The government’s resounding defeat in the Supreme Court is one example of the rolling constitutional drama that breaks in the news almost daily. However, when it comes to media coverage of these stories, the key consideration is almost always ‘What impact will this have on Brexit?’ Issues are reported through the Leave/Remain divide, with popular news outlets framing events for their audiences. This post seeks first to examine the extent to which this has occurred with the prorogation case by looking at eight national newspaper editorials, and the way they have framed the political implications of the judgment. Then, using the same editorials, we will examine whether there is consensus around important constitutional issues that have arisen in this case, such as the proper role of the Court and the importance of the independence of the judiciary. We coded the editorials on both these questions, and found that the case was framed by almost all the papers to some degree through a Brexit lens, and that there is a lack of consensus on the constitutional issues.  

The political questions

The first issue was coded on a scale of -5 to five. Zero reflects the position of the Court: that the judgment concerned the specific prorogation issue, but was neutral with regards to the political implications of the decision. Editorials which argued the judgment would have negative political implications for the government and the Brexit process were assigned a negative number up to -5, depending on the extent they engaged in direct criticism of the judgment, and promoted the government’s policy of getting Brexit done. Editorials that argued that the judgment would have positive political implications for the government and Brexit process were assigned a positive number up to five, depending on the extent to which they were directly critical of the government and its Brexit policies. All eight articles were independently coded by two researchers. Where discrepancies occurred, a mid-point was taken. 

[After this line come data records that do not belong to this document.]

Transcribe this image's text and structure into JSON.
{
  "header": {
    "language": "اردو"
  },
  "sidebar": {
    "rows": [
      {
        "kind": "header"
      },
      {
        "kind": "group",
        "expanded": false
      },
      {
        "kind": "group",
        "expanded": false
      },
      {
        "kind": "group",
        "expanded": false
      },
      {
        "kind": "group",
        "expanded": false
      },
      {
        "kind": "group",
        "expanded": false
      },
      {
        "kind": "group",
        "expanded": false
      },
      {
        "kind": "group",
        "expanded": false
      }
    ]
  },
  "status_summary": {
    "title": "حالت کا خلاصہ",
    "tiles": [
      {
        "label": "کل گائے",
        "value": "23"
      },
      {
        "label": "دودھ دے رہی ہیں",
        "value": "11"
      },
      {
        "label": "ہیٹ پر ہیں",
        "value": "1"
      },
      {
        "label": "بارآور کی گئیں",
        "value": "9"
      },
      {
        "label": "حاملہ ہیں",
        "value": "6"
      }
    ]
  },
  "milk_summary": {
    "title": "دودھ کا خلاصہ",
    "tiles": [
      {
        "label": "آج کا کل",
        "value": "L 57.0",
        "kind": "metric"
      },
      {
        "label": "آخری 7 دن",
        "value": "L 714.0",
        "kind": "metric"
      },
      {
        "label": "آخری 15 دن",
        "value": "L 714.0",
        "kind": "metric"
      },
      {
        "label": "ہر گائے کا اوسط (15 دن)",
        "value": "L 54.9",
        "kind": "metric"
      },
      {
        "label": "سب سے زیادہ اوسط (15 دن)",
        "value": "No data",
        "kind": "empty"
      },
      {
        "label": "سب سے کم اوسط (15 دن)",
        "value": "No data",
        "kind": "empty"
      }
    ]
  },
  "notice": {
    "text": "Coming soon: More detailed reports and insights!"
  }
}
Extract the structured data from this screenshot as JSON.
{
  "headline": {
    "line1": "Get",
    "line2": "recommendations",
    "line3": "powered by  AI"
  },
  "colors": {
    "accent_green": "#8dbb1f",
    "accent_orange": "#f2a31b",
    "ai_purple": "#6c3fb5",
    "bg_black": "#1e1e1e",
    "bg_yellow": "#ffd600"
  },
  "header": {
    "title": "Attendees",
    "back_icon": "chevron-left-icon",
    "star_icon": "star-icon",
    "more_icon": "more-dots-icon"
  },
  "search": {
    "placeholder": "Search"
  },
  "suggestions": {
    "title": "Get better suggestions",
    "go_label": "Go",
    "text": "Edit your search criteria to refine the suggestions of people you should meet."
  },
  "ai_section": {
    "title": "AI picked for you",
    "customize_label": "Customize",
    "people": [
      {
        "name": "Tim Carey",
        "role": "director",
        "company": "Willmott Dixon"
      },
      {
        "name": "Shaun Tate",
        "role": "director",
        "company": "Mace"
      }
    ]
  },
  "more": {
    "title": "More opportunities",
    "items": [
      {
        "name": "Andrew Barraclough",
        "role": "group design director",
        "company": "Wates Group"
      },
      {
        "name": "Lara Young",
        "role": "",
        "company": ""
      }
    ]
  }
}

Paper Implications for Brexit 
Sun -5
Mail -4
Express -2
Telegraph  -1.5
Times  0.5
FT  2
Independent 3
Guardian  4.5

 

Looking qualitatively, there were three overarching positions taken. Of the eight publications, four were critical of the judgment and its  potential political implications. The Sun described the Prime Minister as the victim of a ‘staggering legal coup and accused the Court of having done the bidding of Remainers. The Daily Mail was less virulent, but still argued the case was a victory for Remainers, and emphasised how the judgment allowed MPs (including ‘masochistically intransigent Eurosceptic zealots) to continue to try and block the will of the electorate. The Daily Express was less direct but warned politicians that the case should not be used as a way to try to avoid Brexit. The Daily Telegraph made the only substantive comments on the case, noting pointedly that the Supreme Court overruled the High Court’s finding of non-justiciability, and gave some explanation for the prorogation: the government had only been ‘trying to carry out the democratic will’ of the people as expressed in the referendum.  Continue reading

Miller and the media: Supreme Court judgement generates more measured response

img_4218In this post Ailsa McNeil presents the findings of an analysis of newspaper coverage of the High Court and Supreme Court rulings in the Article 50 case. It shows that whilst the High Court judges faced an onslaught of criticism from Brexit-supporting newspapers the reaction to the Supreme Court judgement was more measured. Two factors can explain this: the fact the prospect of parliament delaying the triggering of Article 50 appeared remote by the time the Supreme Court delivered their verdict and the widespread condemnation of some of the coverage of the High Court judgement.

The reaction from some newspapers to November’s High Court ruling provoked almost as much controversy as the decision itself. The judges, branded ‘Enemies of the people’ (Daily Mail, 4 Nov 2016), faced an onslaught of criticism, which knew no bounds. The attacks were personal, vicious and an affront to the rule of law. Although the coverage of the Supreme Court decision was less hostile, some newspapers continued to admonish the judiciary.

We analysed the editorials published on the day following the decisions, 4 November 2016 and 25 January 2017 respectively, in five broadsheets (The Guardian, The Independent, The Financial Times, The Daily Telegraph and The Times) and five tabloids (The Daily Mail, The Daily Mirror, The Sun, The Daily Star and The Daily Express). Where the publication lacked an opinion piece, we used the closest equivalent, usually written by the political editor.

For each, we considered several questions: whether the article was critical or supportive of the judgement; whether it condemned the judges, or if the commentary was likely to decrease trust in the judiciary. Finally, we asked if the editorial breached the Attorney General’s guidelines for contempt of court.

Of the editorials that were critical of the High Court ruling, two published articles that spoke about the judges in terms that we considered would decrease a readers trust in the judiciary. The Daily Mail was quick to question the independence of the ‘unelected’ High Court judges. The article made several statements which suggested the decision was not made impartially. This tone was echoed in the Daily Express. Explicit criticism of the courts, with judges being criticised as out of touch, or too lenient in their sentencing, is not unusual. However, the severity of the criticism this time was unprecedented, as was the outrage that the media coverage generated amongst defenders of judicial independence and the rule of law.